Best Cheap Eats in Chicago
Alinea, Grace, Topolobampo, Spiaggia, 42 Grams, Moto and El Ideas: You could eat a different high-end prix fixe meal every night of the week and blow baller amounts of money in Chicago. But the Windy City dining scene isn’t built on opulence alone. The diversity and depth of taquerias, noodle joints, hamburger shacks, BBQ joints and hot dog huts is foundational to our standing as a premiere dining destination. For every caviar-filled mother-of-pearl spoon or seared lobe of foie gras on offer, there’s probably a hundred superlative (under $10) cheap eats just as satisfying. Here’s a guide to a few of the best.

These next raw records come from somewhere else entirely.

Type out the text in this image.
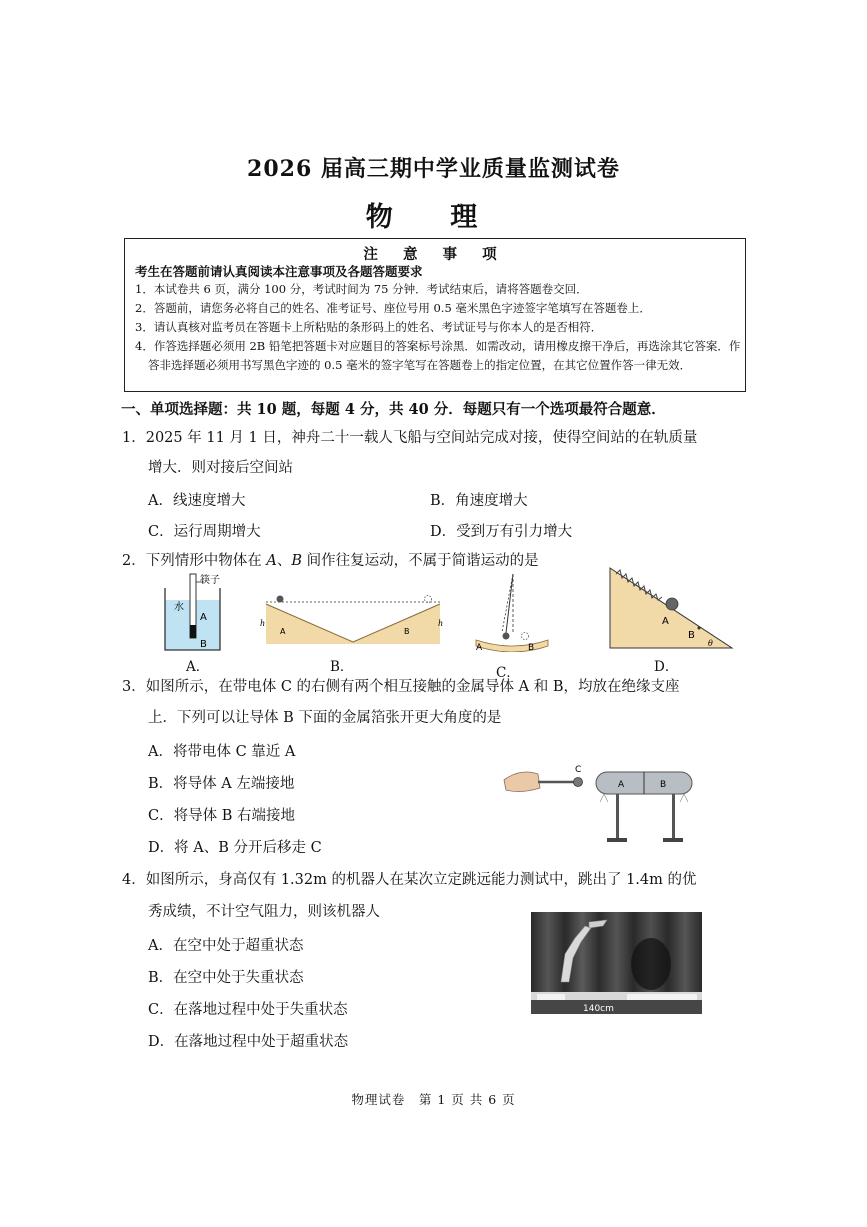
2026 届高三期中学业质量监测试卷
物 理
注 意 事 项
考生在答题前请认真阅读本注意事项及各题答题要求
1．本试卷共 6 页，满分 100 分，考试时间为 75 分钟．考试结束后，请将答题卷交回．
2．答题前，请您务必将自己的姓名、准考证号、座位号用 0.5 毫米黑色字迹签字笔填写在答题卷上．
3．请认真核对监考员在答题卡上所粘贴的条形码上的姓名、考试证号与你本人的是否相符．
4．作答选择题必须用 2B 铅笔把答题卡对应题目的答案标号涂黑．如需改动，请用橡皮擦干净后，再选涂其它答案．作答非选择题必须用书写黑色字迹的 0.5 毫米的签字笔写在答题卷上的指定位置，在其它位置作答一律无效．
一、单项选择题：共 10 题，每题 4 分，共 40 分．每题只有一个选项最符合题意．
1．2025 年 11 月 1 日，神舟二十一载人飞船与空间站完成对接，使得空间站的在轨质量
增大．则对接后空间站
A．线速度增大	B．角速度增大
C．运行周期增大	D．受到万有引力增大
2．下列情形中物体在 A、B 间作往复运动，不属于简谐运动的是
筷子
水
A
B
A．
h
A	B
h
B．
A	B
C．
A
B
θ
D．
3．如图所示，在带电体 C 的右侧有两个相互接触的金属导体 A 和 B，均放在绝缘支座
上．下列可以让导体 B 下面的金属箔张开更大角度的是
A．将带电体 C 靠近 A
B．将导体 A 左端接地
C．将导体 B 右端接地
D．将 A、B 分开后移走 C
C
A	B
4．如图所示，身高仅有 1.32m 的机器人在某次立定跳远能力测试中，跳出了 1.4m 的优
秀成绩，不计空气阻力，则该机器人
A．在空中处于超重状态
B．在空中处于失重状态
C．在落地过程中处于失重状态
D．在落地过程中处于超重状态
140cm
物理试卷　第 1 页 共 6 页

Carne Asada Tacos at Taqueria El Asadero
There are hundreds of steak taco options in Chicago, but most of them stem from sad-looking remnants that have been over-steaming for indefinite periods in the warm corner of a grill. But not at El Asadero. The carne asada tacos ($2.25) are so popular that the guys behind the counter are constantly caramelizing a fresh whole skirt steak on the grill, letting it rest, then slicing hunks of well-seasoned smoky meat off the side of beef. They spritz the sliced-to-order meat with fresh lime before swaddling it in a warm corn tortilla and sprinkling it with a shower of sharp onion and zesty cilantro.
Carmelized Onion and Parmesan Empanada at 5411 Empanadas
5411 Empanadas (named after the international area code for Buenos Aires, Argentina) was one of Chicago’s pioneering food trucks; they’re now up to three brick-and-mortar locations and counting. The flaky baked hand pies ($2.50) come in fancy flavors like Malbec-wine-soaked beef; blue cheese, mushroom and thyme; and bacon, date and goat cheese. But the vegetarian option with golden ribbons of caramelized onion and salty buttery Parmesan might be the best — it tastes like a Latin pot pie riff on a French onion soup.

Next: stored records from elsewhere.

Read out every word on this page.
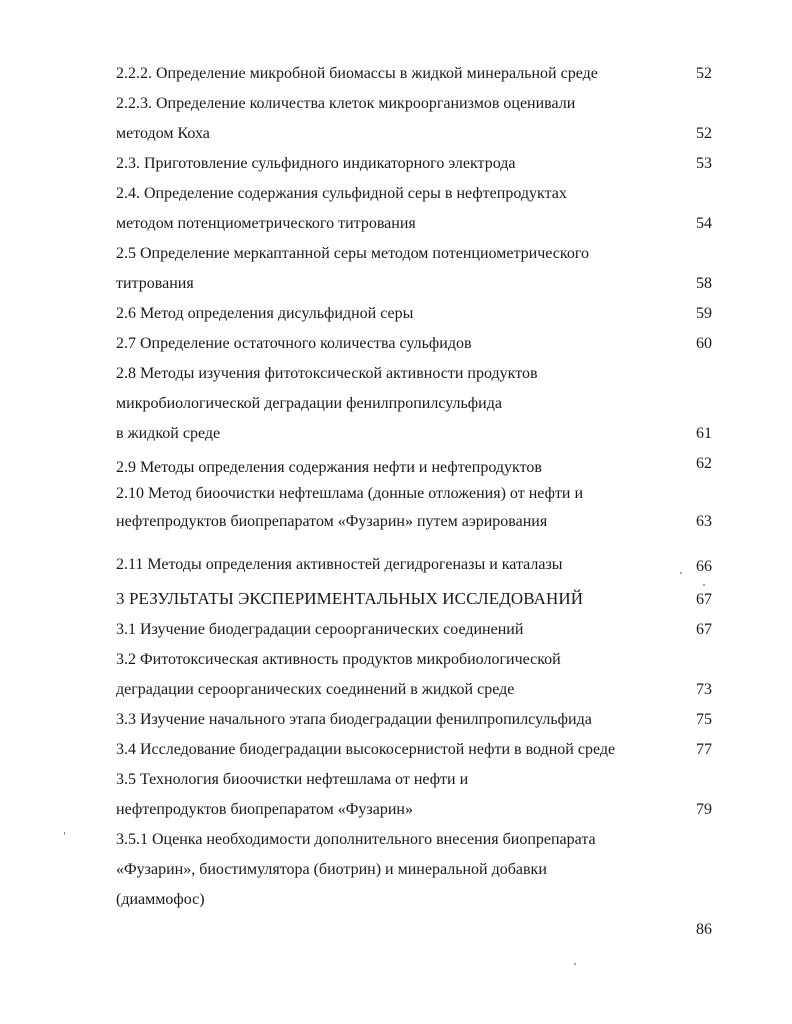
2.2.2. Определение микробной биомассы в жидкой минеральной среде	52
2.2.3. Определение количества клеток микроорганизмов оценивали
методом Коха	52
2.3. Приготовление сульфидного индикаторного электрода	53
2.4. Определение содержания сульфидной серы в нефтепродуктах
методом потенциометрического титрования	54
2.5 Определение меркаптанной серы методом потенциометрического
титрования	58
2.6 Метод определения дисульфидной серы	59
2.7 Определение остаточного количества сульфидов	60
2.8 Методы изучения фитотоксической активности продуктов
микробиологической деградации фенилпропилсульфида
в жидкой среде	61
2.9 Методы определения содержания нефти и нефтепродуктов	62
2.10 Метод биоочистки нефтешлама (донные отложения) от нефти и
нефтепродуктов биопрепаратом «Фузарин» путем аэрирования	63
2.11 Методы определения активностей дегидрогеназы и каталазы	66
3 РЕЗУЛЬТАТЫ ЭКСПЕРИМЕНТАЛЬНЫХ ИССЛЕДОВАНИЙ	67
3.1 Изучение биодеградации сероорганических соединений	67
3.2 Фитотоксическая активность продуктов микробиологической
деградации сероорганических соединений в жидкой среде	73
3.3 Изучение начального этапа биодеградации фенилпропилсульфида	75
3.4 Исследование биодеградации высокосернистой нефти в водной среде	77
3.5 Технология биоочистки нефтешлама от нефти и
нефтепродуктов биопрепаратом «Фузарин»	79
3.5.1 Оценка необходимости дополнительного внесения биопрепарата
«Фузарин», биостимулятора (биотрин) и минеральной добавки
(диаммофос)
86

Cemita Milanesa at Cemitas Puebla
Imagine a thinly pounded, crispy-fried pork loin slathered with a pineapple chipotle sauce, oozing with melted mozzarella-like Oaxacan cheese and served in a crusty, house-baked sesame-studded roll. It’s like a Mexican torta met an Italian parmigiana sandwich. Cemitas Puebla’s owner, Tony Anteliz Jr., designed the sandwich ($7.95) based on his nostalgia for the cemitas he ate on childhood visits to his father’s hometown of Puebla, Oaxaca.